Netflix hints at ad plans amid slowing growth /
Netflix's CEO says he is open to introducing advertising to the streaming platform after losing subscribers for the first time in 10 years
James Swift
/Photo by freestocks on Unsplash
Sooner or later they all come around. After years of denials and deflections, Netflix’s co-CEO Reed Hastings has all but confirmed he will introduce advertising to his streaming service.
In an earnings interview with JP Morgan analyst Doug Anmuth yesterday, Hastings said that Netflix was considering introducing a cheaper subscription tier subsidised by advertising.
‘Those who have followed Netflix know that I’ve been against the complexity of advertising and a big fan of the simplicity of subscription,’ said Hastings. ‘But as much as I’m a fan of that, I’m a bigger fan of consumer choice, and allowing consumers who would like to have a lower price and are advertising tolerant [to] get what they want makes a lot of sense.
‘So that’s something we’re looking at now [and] trying to figure out over the next year or two. But think of us as quite open to offering even lower prices with advertising as a consumer choice.’
Reed’s statement is a big departure from just two years ago, when he said during the company’s 2019 full-year earnings call that he wanted Netflix to be ‘the safe respite where you can explore, you can get stimulated, have fun and enjoy – and have none of the controversy around exploiting users with advertising.’
There came a hint that the company’s stance was softening in March, when Netflix CFO Spencer Neuman said at a Morgan Stanley conference that while Netflix had no plans to introduce ads, it didn’t have ‘a religion against advertising’ and to ‘never say never’.
The change of strategy comes after a difficult first quarter in which the company lost subscribers for the first time since 2011, prompting its share price to crash more than 20%.
Netflix had forecasted adding 2.5m new subscribers in Q1 2022, but after suspending approximately 700,000 accounts in Russia because of the country’s invasion of Ukraine, total subscriptions fell by 200,000, from 221.84m in Q4 2021 to 221.64m. It also expects subscriptions to fall by another 2m in the second quarter of the year, if ‘current trends persist’.
Netflix blamed its poor performance on a range of factors, including increased competition and rising inflation, as well as the number of subscribers that share their accounts with other households.
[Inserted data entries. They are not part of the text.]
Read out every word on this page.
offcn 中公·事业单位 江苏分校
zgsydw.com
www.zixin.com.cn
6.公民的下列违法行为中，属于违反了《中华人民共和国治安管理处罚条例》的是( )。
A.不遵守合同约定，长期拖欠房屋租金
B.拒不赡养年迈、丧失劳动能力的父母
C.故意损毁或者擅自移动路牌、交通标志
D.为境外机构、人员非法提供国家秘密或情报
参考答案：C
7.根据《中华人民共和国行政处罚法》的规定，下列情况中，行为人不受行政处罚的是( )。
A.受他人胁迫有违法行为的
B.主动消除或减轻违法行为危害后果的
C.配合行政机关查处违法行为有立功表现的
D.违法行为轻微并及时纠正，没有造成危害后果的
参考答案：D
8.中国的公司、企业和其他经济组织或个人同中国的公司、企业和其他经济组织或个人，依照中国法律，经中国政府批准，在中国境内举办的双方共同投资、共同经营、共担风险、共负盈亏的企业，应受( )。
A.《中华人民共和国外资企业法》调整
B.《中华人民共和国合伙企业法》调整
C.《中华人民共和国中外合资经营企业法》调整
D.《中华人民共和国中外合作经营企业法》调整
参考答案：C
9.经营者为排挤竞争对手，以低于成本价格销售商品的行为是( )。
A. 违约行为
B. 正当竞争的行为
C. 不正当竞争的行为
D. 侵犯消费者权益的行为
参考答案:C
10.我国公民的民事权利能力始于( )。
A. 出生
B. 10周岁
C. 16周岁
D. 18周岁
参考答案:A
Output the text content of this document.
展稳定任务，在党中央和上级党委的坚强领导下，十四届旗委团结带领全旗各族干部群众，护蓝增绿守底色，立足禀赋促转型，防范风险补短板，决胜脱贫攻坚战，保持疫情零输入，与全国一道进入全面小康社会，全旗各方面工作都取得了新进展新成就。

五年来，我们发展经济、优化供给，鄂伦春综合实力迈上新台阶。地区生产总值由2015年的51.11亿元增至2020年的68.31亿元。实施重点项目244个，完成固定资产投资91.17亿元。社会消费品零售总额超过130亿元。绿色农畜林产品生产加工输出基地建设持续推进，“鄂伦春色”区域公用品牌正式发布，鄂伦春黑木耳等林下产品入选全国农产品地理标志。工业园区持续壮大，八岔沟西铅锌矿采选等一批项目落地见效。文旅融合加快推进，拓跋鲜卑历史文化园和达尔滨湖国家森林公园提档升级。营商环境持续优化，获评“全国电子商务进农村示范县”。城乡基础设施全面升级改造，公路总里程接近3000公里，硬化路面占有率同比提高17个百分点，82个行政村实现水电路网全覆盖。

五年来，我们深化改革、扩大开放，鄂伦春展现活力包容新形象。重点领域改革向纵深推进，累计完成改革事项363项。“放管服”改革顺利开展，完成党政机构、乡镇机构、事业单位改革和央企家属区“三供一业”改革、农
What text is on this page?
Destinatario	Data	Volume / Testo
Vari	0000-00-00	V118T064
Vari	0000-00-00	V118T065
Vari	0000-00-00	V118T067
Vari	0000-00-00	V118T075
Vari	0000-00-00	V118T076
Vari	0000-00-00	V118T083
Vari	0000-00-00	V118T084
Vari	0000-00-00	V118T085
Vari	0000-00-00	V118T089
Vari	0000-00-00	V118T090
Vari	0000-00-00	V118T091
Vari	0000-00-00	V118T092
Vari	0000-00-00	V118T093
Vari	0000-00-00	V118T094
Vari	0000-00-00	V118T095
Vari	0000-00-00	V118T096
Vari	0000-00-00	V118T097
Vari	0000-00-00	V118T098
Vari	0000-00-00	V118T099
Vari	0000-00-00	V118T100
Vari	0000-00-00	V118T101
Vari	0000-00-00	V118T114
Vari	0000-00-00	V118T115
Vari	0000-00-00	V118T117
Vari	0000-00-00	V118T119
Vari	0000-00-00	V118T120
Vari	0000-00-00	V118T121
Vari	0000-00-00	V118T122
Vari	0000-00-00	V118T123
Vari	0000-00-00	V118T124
It estimates that almost 100 million households have access to Netflix without paying, contributing to a high penetration that drags on growth.
Hastings said that Netflix’s plans to introduce advertising were not advanced but indicated the company had no intention of building its own tech platform or exchange.
‘The online ad market has advanced and now you don’t have to incorporate all the information about people that you used to,’ said Hastings. ‘So we can be a straight publisher and have other people do all the fancy ad matching and integrate all the data about people, so we can stay out of that and really be focused on our members, creating that great experience, and again, getting monetised in a first-class way by a range of different companies that offer those services.’
Either way, the news will likely be music to the ears of brands, which for years have had to make do with capitalising on the popularity of Netflix shows through product placements, off-platform partnerships or guerilla campaigns, like this one from Duolingo referencing Emily In Paris. Netflix’s pain will be advertisers’ gain.